FIG. 14 depicts a method 1400 for monitoring and managing historical operation of switched-capacitor banks in a grid, in embodiments. Method 1400 may be implemented by execution, by the processor 302, of the computer readable instructions that implement the switched-capacitor operation analyzer 416 either at the server 110, the SCADA 112, or via distributed logic of the line sensor(s) 106.

In block 1402, method 1400 receives a trigger from the SCADA. In one example of block 1402, the capacitor operation analyzer 416 receives, from SCADA 112, a trigger signal indicating a planned capacitor switching event.

In block 1404, method 1300 verifies identified capacitor switching event from one or more line sensors corresponding to the planned capacitor switching event. Methods 500 and/or 1300 is an example of block 1404.

In block 1406, the method 1400 extracts and/or identifies one or more characteristic of the waveform corresponding to the verified capacitor switching event. In one example of block 1406, the method 1400 identifies the reactive power across one or more of the phases. In another or an additional example, the method 1400 identifies whether the capacitor bank is over or under compensated.

In block 1408, the method 1400 compares the identified one or more characteristic from block 1406 to prior history of the one or more characteristic from the same capacitor bank. For example, the method 1400 may determine if the reactive power is degraded over a period of time. As another example, the method 1400 may determine if the capacitor bank is over or under compensated for a period of time.

Block 1410 is a decision. If the comparison of the current to prior characteristics of the transient event from the capacitor bank of over a threshold, or occurs for a threshold amount of time, then method 1400 proceeds with block 1412 and flags abnormal operation of the capacitor bank (such as degraded capacitor bank, or over/under compensating capacitor bank). Else, method 1400 proceeds with block 1414 and outputs a normal operation flag.
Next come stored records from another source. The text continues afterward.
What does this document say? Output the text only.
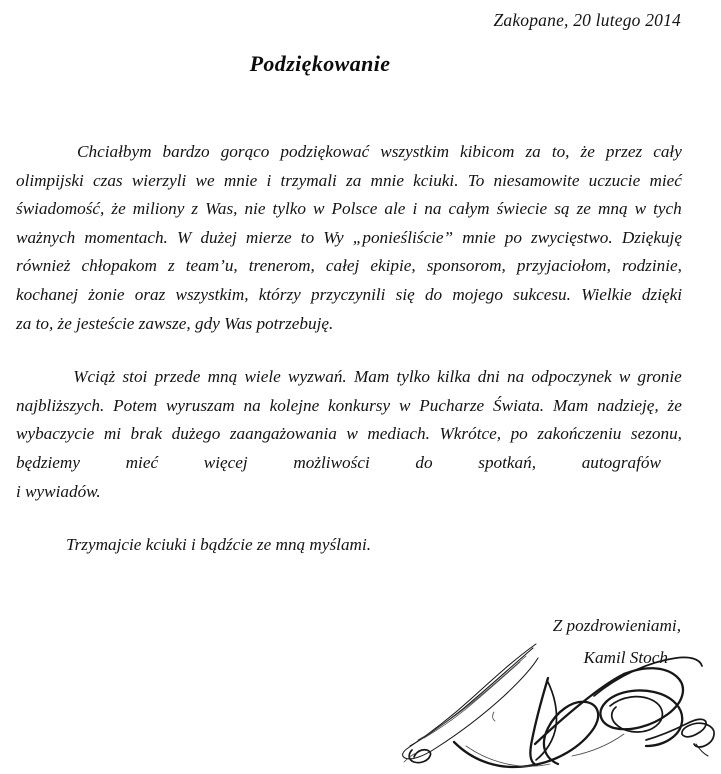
Zakopane, 20 lutego 2014
Podziękowanie
Chciałbym bardzo gorąco podziękować wszystkim kibicom za to, że przez cały
olimpijski czas wierzyli we mnie i trzymali za mnie kciuki. To niesamowite uczucie mieć
świadomość, że miliony z Was, nie tylko w Polsce ale i na całym świecie są ze mną w tych
ważnych momentach. W dużej mierze to Wy „ponieśliście” mnie po zwycięstwo. Dziękuję
również chłopakom z team’u, trenerom, całej ekipie, sponsorom, przyjaciołom, rodzinie,
kochanej żonie oraz wszystkim, którzy przyczynili się do mojego sukcesu. Wielkie dzięki
za to, że jesteście zawsze, gdy Was potrzebuję.
Wciąż stoi przede mną wiele wyzwań. Mam tylko kilka dni na odpoczynek w gronie
najbliższych. Potem wyruszam na kolejne konkursy w Pucharze Świata. Mam nadzieję, że
wybaczycie mi brak dużego zaangażowania w mediach. Wkrótce, po zakończeniu sezonu,
będziemy	mieć	więcej	możliwości	do	spotkań,	autografów
i wywiadów.
Trzymajcie kciuki i bądźcie ze mną myślami.
Z pozdrowieniami,
Kamil Stoch
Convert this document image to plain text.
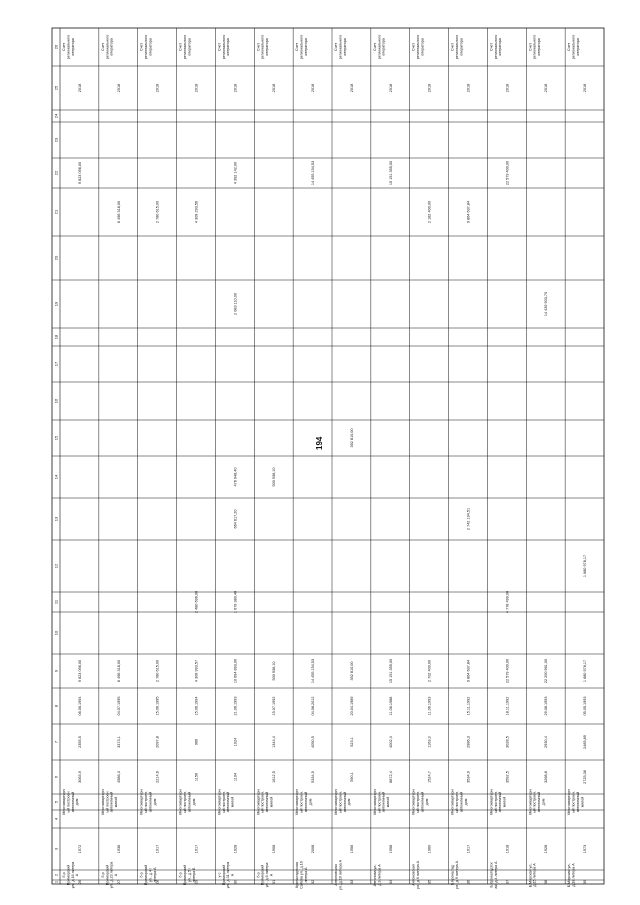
194
1
2
3
4
5
6
7
8
9
10
11
12
13
14
15
16
17
18
19
20
21
22
23
24
25
26
26
б-р Приморский ул., д.16 литера А
1972
Многоквартирн ый построен автономный дом
3063,9
2355,5
06.06.1994
9 823 096,00
9 823 096,00
2018
Счет регионального оператора
27
б-р Приморский ул., д.23 литера А
1936
Многоквартирн ый построен автономный жилой
4586,3
3373,1
04.07.1995
6 496 318,00
6 496 318,00
2018
Счет регионального оператора
28
б-р Приморский ул., д.4 / литера А
1917
Многоквартирн ый построен, автономный дом
2214,6
2097,8
15.06.1995
2 780 615,00
2 780 615,00
2018
Счет регионального оператора
29
б-р Приморский ул., д.5 / литера Б
1917
Многоквартирн ый построен, автономный дом
1156
966
15.06.1994
4 309 993,57
2 480 696,00
4 309 293,56
2018
Счет регионального оператора
30
у-с Приморский ул., д.31 литера А
1928
Многоквартирн ый построен, автономный жилой
1104
1024
21.06.1993
10 694 893,00
1 679 380,40
664 617,20
476 948,40
2 083 110,00
4 392 142,00
2018
Счет регионального оператора
31
б-р Приморский ул., д.6 литера А
1906
Многоквартирн ый построен, автономный жилой
1612,5
1344,4
15.07.1992
500 936,10
500 936,10
2018
Счет регионального оператора
32
Кронштадтская Салова ул., д.16 литера А
2008
Многоквартирн ый построен, автономный дом
5334,5
4050,5
04.08.2012
14 455 154,53
14 455 154,53
2018
Счет регионального оператора
33
Антоновская ул., д.10 литера А
1956
Многоквартирн ый построен, автономный дом
590,1
523,1
20.04.1989
392 810,00
392 810,00
2018
Счет регионального оператора
34
Антонова ул., д.3 литера А
1958
Многоквартирн ый построен, автономный жилой
8872,4
4002,4
11.06.1988
15 151 355,00
15 151 355,00
2018
Счет регионального оператора
35
Антоновская ул., д.6 литера А
1960
Многоквартирн ый построен, автономный дом
1524,7
1163,3
11.06.1993
2 702 400,00
2 182 400,00
2018
Счет регионального оператора
36
Б.Кронштад ул., д.9 литера А
1917
Многоквартирн ый построен, автономный дом
3534,9
2986,3
15.11.1992
9 864 637,84
2 742 194,51
9 864 637,84
2018
Счет регионального оператора
37
Б.Кронштадтск ая, д.4 литера А
1918
Многоквартирн ый построен, автономный жилой
3592,5
3028,5
18.11.1992
22 579 400,00
4 778 499,00
22 579 400,00
2018
Счет регионального оператора
38
Б.Морская ул., д.15 литера А
1928
Многоквартирн ый построен, автономный дом
3268,8
2930,4
29.08.1993
22 200 961,00
14 439 903,70
2018
Счет регионального оператора
39
Б.Морская ул., д.18 литера А
1973
Многоквартирн ый построен, автономный жилой
2725,36
2485,89
05.05.1993
1 680 978,17
1 680 978,17
2018
Счет регионального оператора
The comparison of the current characteristic to the characteristic from prior switching events in blocks 1406 and 1408 may include logging the current and prior characteristics as a switching event characteristic count. The threshold decision of block 1410 may then analyze whether the count is above or below a predetermined threshold. For example, the characteristic may be a binary successful or unsuccessful identification of the capacitor switching event. The threshold may compare the count and determine the operation of the capacitor bank. For example, if a capacitor bank is energizing 300 times a month, this may be deemed as excessive (e.g., it is only supposed to energize 200 times a month). Thus, the threshold of block 1410 is a percentage above (or below) of counts of intended capacitor switching events over a given time period (e.g., one month). Further, if a given phase is energizing twice per month, but the other phases are energizing 25 and 30 times a month, respectively, this indicates improper operation of the capacitor bank with respect to the phase energizing only twice per month. Thus, the threshold is a comparison of energizing or deenergizing capacitor switching events on one or two phases compared to another phase.

Combination of Features

Features described above as well as those claimed below may be combined in various ways without departing from the scope hereof. The following examples illustrate possible, non-limiting combinations of features and embodiments described above. It should be clear that other changes and modifications may be made to the present embodiments without departing from the spirit and scope of this invention:

(A1) In an embodiment of a first aspect, a system for automated detection of switched-capacitor bank operation on a power grid includes: a power line sensor positioned on a power line to measure electric field strength and current; a processor in communication with the power line sensor; and memory storing a capacitor bank analyzer as computer readable instructions. When the capacitor bank analyzer is executed by the processor, the processor is controlled to: receive electric field data and current data from the power line sensor; extract key characteristics from the electric field data and the current data; compare the key characteristics to a library of key characteristics of a predictive model; and output, based on the predictive model, a label indicating presence of, or lack of, a capacitor switching event.

(A2) In the embodiment (A1), the label indicates capacitor bank engaging with the power grid.

(A3) In either embodiment (A1)-(A2), the label indicates capacitor bank engaging with the power grid.

(A4) In any embodiment (A1)-(A3), the label indicating capacitor bank dis-engaging with the power grid.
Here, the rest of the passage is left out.